Goldman Sachs Sued for Selling Libya Billions in "Worthless" Options
Goldman Sachs, the Wall Street investment bank, is being sued in London for selling Libya "worthless" derivatives trades in 2008 that the country's financial managers did not understand. Libya says it lost approximately $1.2 billion on the deals, while Goldman made $350 million.
At the time, the Libyan Investment Authority (LIA), which invests profits from the country's oil and gas exports, had assets worth $60 billion under former dictator Muammar Gaddafi. Goldman Sachs convinced LIA to buy long-term call options on six companies: Allianz, a German insurance and investment company; Banco Santander, a Spanish bank; Citbank, a U.S. bank; Électricité de France, a French state utility; ENI, an Italian oil company; and UniCredit, an Italian bank.
What the Libyans did not understand was that if the stocks in these six companies did not rise, their investments would become worthless. Instead the LIA executives were taken in by a trip to Morocco as well as "small gifts, such as aftershaves and chocolates" and an offer of an internship for Mustafa Mohamed Zarti, the brother of the Libyan fund's deputy executive director, in Dubai and London.
"The unique circumstances allowed Goldman Sachs to take advantage of the LIA's extremely limited financial and legal experience to deliberately exploit its position of influence and to take advantage in a way that generated colossal losses for the LIA but substantial profits for Goldman Sachs," said LIA Chairman AbdulMagid Breish in a statement.
For example, LIA paid $200 million to gamble on the value of 22.3 million Citigroup shares. At the time, these shares were worth $5.7 billion and so long as they rose in value by at least $200 million, LIA stood to get its money back and the full value of the shares. But since Citigroup's shares did not rise by at least $200 million, LIA lost its wager.
The timing of the bets was particularly bad. Since the deals were struck in early 2008, just before the last financial crisis when most share prices tumbled, the Libyans lost their wagers.
"We think the claims are without merit, and will defend them," Fiona Laffan, a Goldman Sachs spokeswoman in London, told Bloomberg news service.
However, the bank recently claimed that it had retrained its staff to ensure that customers are no longer blind sided by sales pitches for complex products. "For all of our employees, the experience of initiating, approving and executing a transaction for a client at Goldman Sachs is now fundamentally different," Goldman claimed at its annual meeting last year.

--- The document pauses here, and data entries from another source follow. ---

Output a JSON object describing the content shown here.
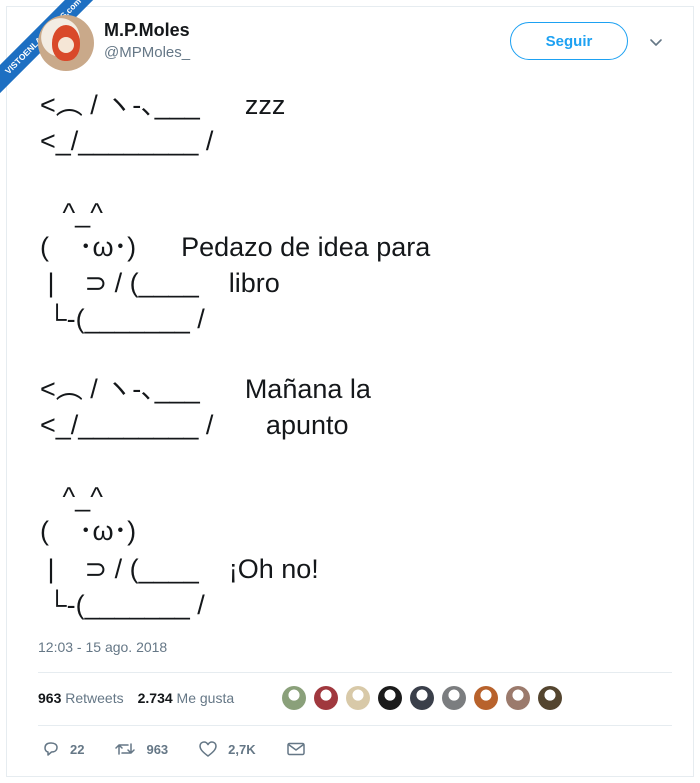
{
  "watermark": {
    "text": "VISTOENLASREDES",
    "suffix": ".com"
  },
  "author": {
    "name": "M.P.Moles",
    "handle": "@MPMoles_"
  },
  "follow_label": "Seguir",
  "tweet_lines": [
    "<︵ / ヽ-､___      zzz",
    "<_/________ /",
    "   ^_^",
    "(    ･ω･)      Pedazo de idea para",
    " |    ⊃ / (____    libro",
    " └-(_______ /",
    "<︵ / ヽ-､___      Mañana la",
    "<_/________ /       apunto",
    "   ^_^",
    "(    ･ω･)",
    " |    ⊃ / (____    ¡Oh no!",
    " └-(_______ /"
  ],
  "timestamp": "12:03 - 15 ago. 2018",
  "stats": {
    "retweets_count": "963",
    "retweets_label": "Retweets",
    "likes_count": "2.734",
    "likes_label": "Me gusta"
  },
  "liker_avatar_colors": [
    "#8aa07a",
    "#a0383e",
    "#d8c9a8",
    "#1b1b1b",
    "#3a3f4a",
    "#7b7d7f",
    "#b8622c",
    "#9b7a6c",
    "#54452f"
  ],
  "actions": {
    "replies": "22",
    "retweets": "963",
    "likes": "2,7K"
  },
  "colors": {
    "accent": "#1da1f2",
    "muted": "#657786",
    "ribbon": "#1d6fc2"
  }
}
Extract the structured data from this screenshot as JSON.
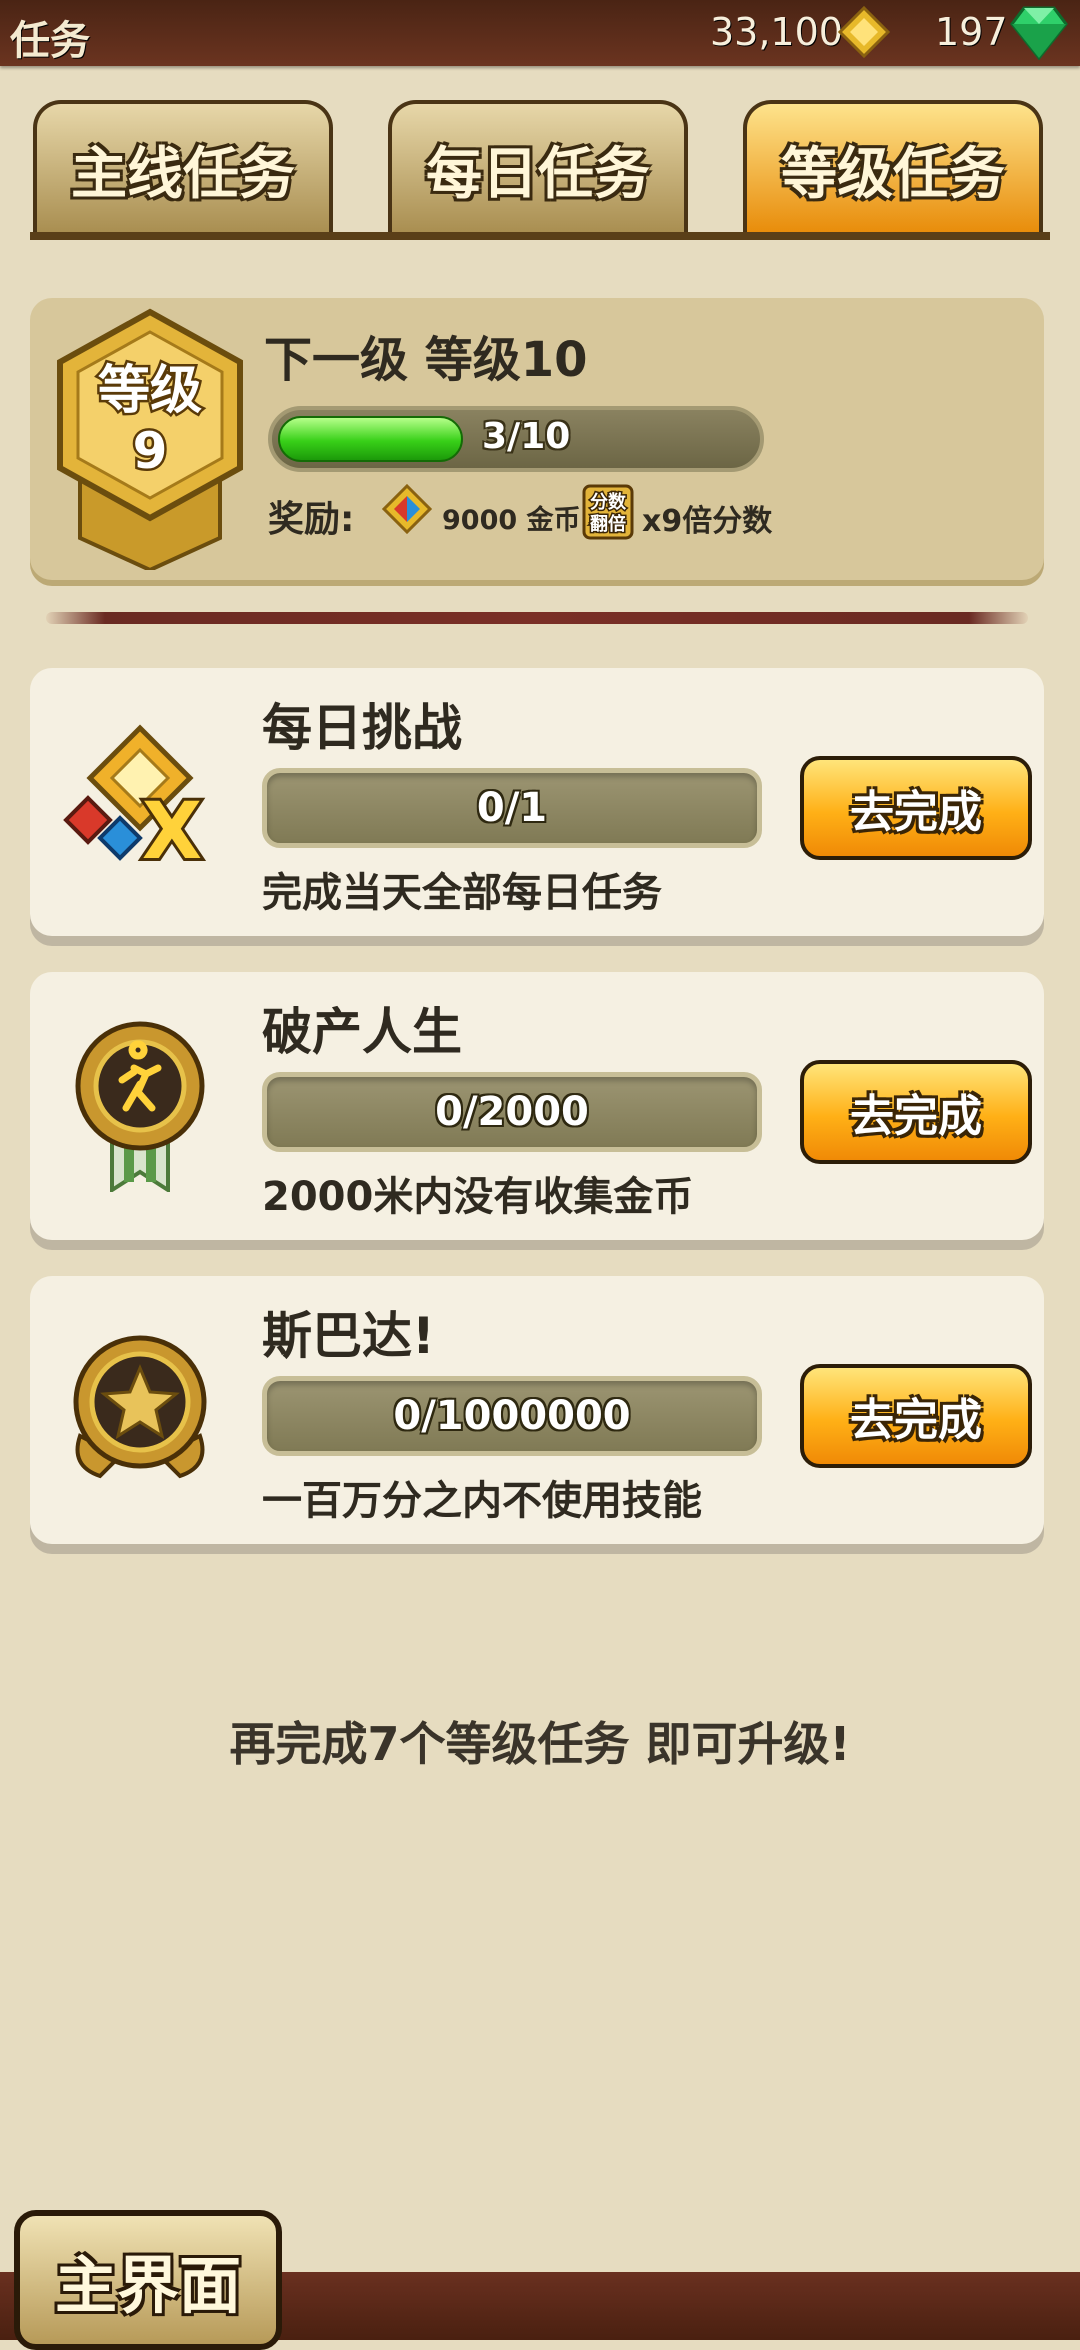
{
  "header": {
    "title": "任务",
    "coins": "33,100",
    "gems": "197"
  },
  "tabs": [
    {
      "label": "主线任务",
      "active": false
    },
    {
      "label": "每日任务",
      "active": false
    },
    {
      "label": "等级任务",
      "active": true
    }
  ],
  "level": {
    "badge_label": "等级",
    "current_level": "9",
    "next_title": "下一级 等级10",
    "progress_text": "3/10",
    "progress_fraction": 0.3,
    "reward_label": "奖励:",
    "reward_coins": "9000 金币",
    "reward_mult_icon_text": [
      "分数",
      "翻倍"
    ],
    "reward_mult": "x9倍分数"
  },
  "tasks": [
    {
      "name": "每日挑战",
      "progress": "0/1",
      "desc": "完成当天全部每日任务",
      "button": "去完成",
      "icon": "daily-challenge-icon"
    },
    {
      "name": "破产人生",
      "progress": "0/2000",
      "desc": "2000米内没有收集金币",
      "button": "去完成",
      "icon": "runner-medal-icon"
    },
    {
      "name": "斯巴达!",
      "progress": "0/1000000",
      "desc": "一百万分之内不使用技能",
      "button": "去完成",
      "icon": "star-medal-icon"
    }
  ],
  "footer": {
    "message": "再完成7个等级任务 即可升级!"
  },
  "home_button": {
    "label": "主界面"
  },
  "colors": {
    "accent_orange": "#f7a21a",
    "progress_green": "#38d018",
    "background": "#e6dcc0"
  }
}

Goldman Sachs is not the first Wall Street bank to be accused of taking advantage of naive foreign investors. Morgan Stanley was sued for selling bundled sub-prime mortgages to China Development Industrial Bank (CDIB) from Taiwan that they knew would fail. Even Standard & Poors (S&P), Wall Street's top ratings agency, has been accused of helping banks to sell "collateralized debt obligations" that they knew were likely to go sour.
But this is not the first time that Goldman Sachs has been happy to help governments carry out dodgy deals. Back in 2001, Goldman reportedly charged Greece $300 million to engage on "'blatant balance sheet cosmetics" to help the country join the European Monetary Union.
Members of the union were required to have government debt under 60 percent of gross domestic product and a budget deficit to gross domestic product ratio of under 3 percent. Unfortunately, Greece debt exceeded 100 percent and deficits were at 3.7 percent
Goldman Sachs took advantage of a loophole that allowed countries to enter the EMU if they could demonstrate that they were lowering their debt and their budget deficit. To do this, Goldman Sachs sold Greece a "cross-currency swap" that gave the government cash up front in return for a big payment at the end of the loan period. The beauty of the arrangement was that since such currency swaps were permitted by the European Statistical Agency (Eurostat), the debt and deficit appeared to shrink.